For the last few semesters, I have taught a course on “ethnographic methods” to designers in an MFA program. The class itself is my own design but the title was gifted to me. I can’t say that I approve of the term “ethnographic methods,” but one has to go along at times. In the main, it is every bit as fun as it sounds. I demand students delineate and pursue their own projects, rather than safely shepherding them through a series of artificial exercises. Though they have their ups and downs as the semester goes along, they have responded with some wonderful work.
The problem they encounter in class is the same they will face on a regular basis as designers, and I think the nature of this problem marks an important point of confluence between design and anthropology. The shared joint is most apparent at the beginning of a project when the parameters are fully in flux. At this point, stating concretely what is to be done two or three steps out is difficult. Donald Schön (1984) recognized this issue long ago and wrote of the main problem in design as one of “problem setting.” That is, design is not about applying the most efficient means to a fixed and understood end, but rather about grappling with the relation of the end to the means. It is not possible to specify in advance what should be done if the contours of the problem cannot yet be fully grasped. The end is not given; it must be discovered. This is the difficulty. And here, there are no right or wrong solutions, only better or worse. I often tell my students exactly what they hear in their design classes: “keep going” and “try again.”
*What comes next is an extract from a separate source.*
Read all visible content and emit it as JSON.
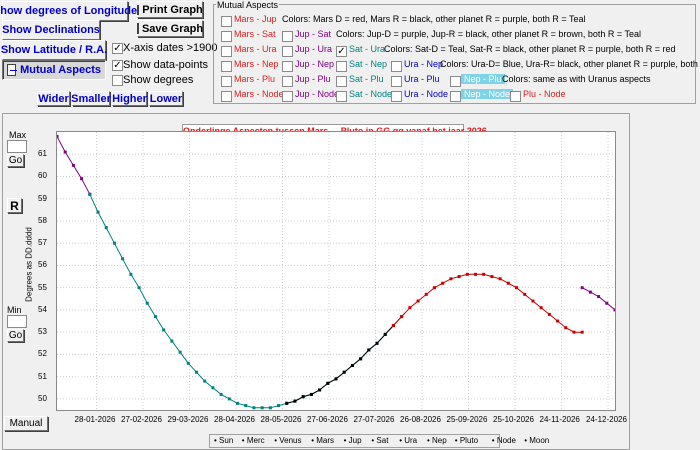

Schön’s pedagogical outlook is derived directly from John Dewey, an influence seen most clearly in Schon’s emphasis on experience rather than cognition. Experience educates. It has pedagogical value. And again, there is a parallel with anthropology, in which your body must be placed somewhere in the world in order to experience something. In both anthropology and design, the experience of ambiguity and serendipity followed by deliberation and judgement is the most powerful educator. Yet this creates a problem with curriculum design, especially when “learning objectives” in the Bloomian sense are in play. And with “methods” as well, but that is for another time.
Learning Objectives
The curriculum theory popular at all levels of education today, as those of us caught in its web well know, is heavily invested in the concept of learning objectives. Learning objectives, as they are widely invoked, are a product of the University of Chicago, where following the Second World War, Ralph Tyler and his mentee Benjamin Bloom synthesized a line of curricular philosophy stretching back to W.W. Charters. In doing so, they popularized the concept of learning objectives matched to a curriculum designed to impart these selfsame objectives to students. A correlate of their curricular philosophy is that the learning environment, and the experiences within this environment, should be tightly controlled so as to remain in service to the learning objectives.
The process of developing learning objectives is a form of back engineering. Given a known job, say railroad engineer, you first ask what cognitive traits are required to perform the job of a railroad engineer. Then you create a list of these traits. Finally, you design a curriculum (deriving from the Latin for the course of a race), which imparts these cognitive traits to students. The assumption here is that the category of railroad engineer is a stable and well-characterized configuration of traits. We know, and we assume, what a railroad engineer does. The advantage of the “learning objective” approach is that it makes the assessment of cognitive knowledge about these traits simple. If a railroad engineer is the sum of discrete cognitive traits, then a standardized test will do. And here the correlate becomes important. As in the laboratory, a tightly controlled learning environment makes measurement both easier and more accurate.
The problem is that human action, to paraphrase Michael Polanyi, knows more than it can tell. What Polanyi termed tacit knowledge lies beyond the measure of learning objectives. That is, even the simplest human action is more than the sum of its cognitive demands. Experience, deliberation, improvisation, and judgement play their inevitable role. Anthropology, specifically in its reliance on ethnography as the main pedagogical tool (don’t be fooled into thinking ethnography is a method), and design are two fields where tacit knowledge is unavoidably pushed to the fore.
I am going to pause for the moment. Next time, I will trace the development of learning objectives and point to an alternative pedagogical approach that has largely been pushed aside in the Bloomian rush.
Michael Polanyi. 2009. *The Tacit Dimension*. Reissue edition. Chicago ; London: University Of Chicago Press.
Donald Schön. 1984. *The Reflective Practitioner: How Professionals Think In Action*. 1 edition. New York: Basic Books.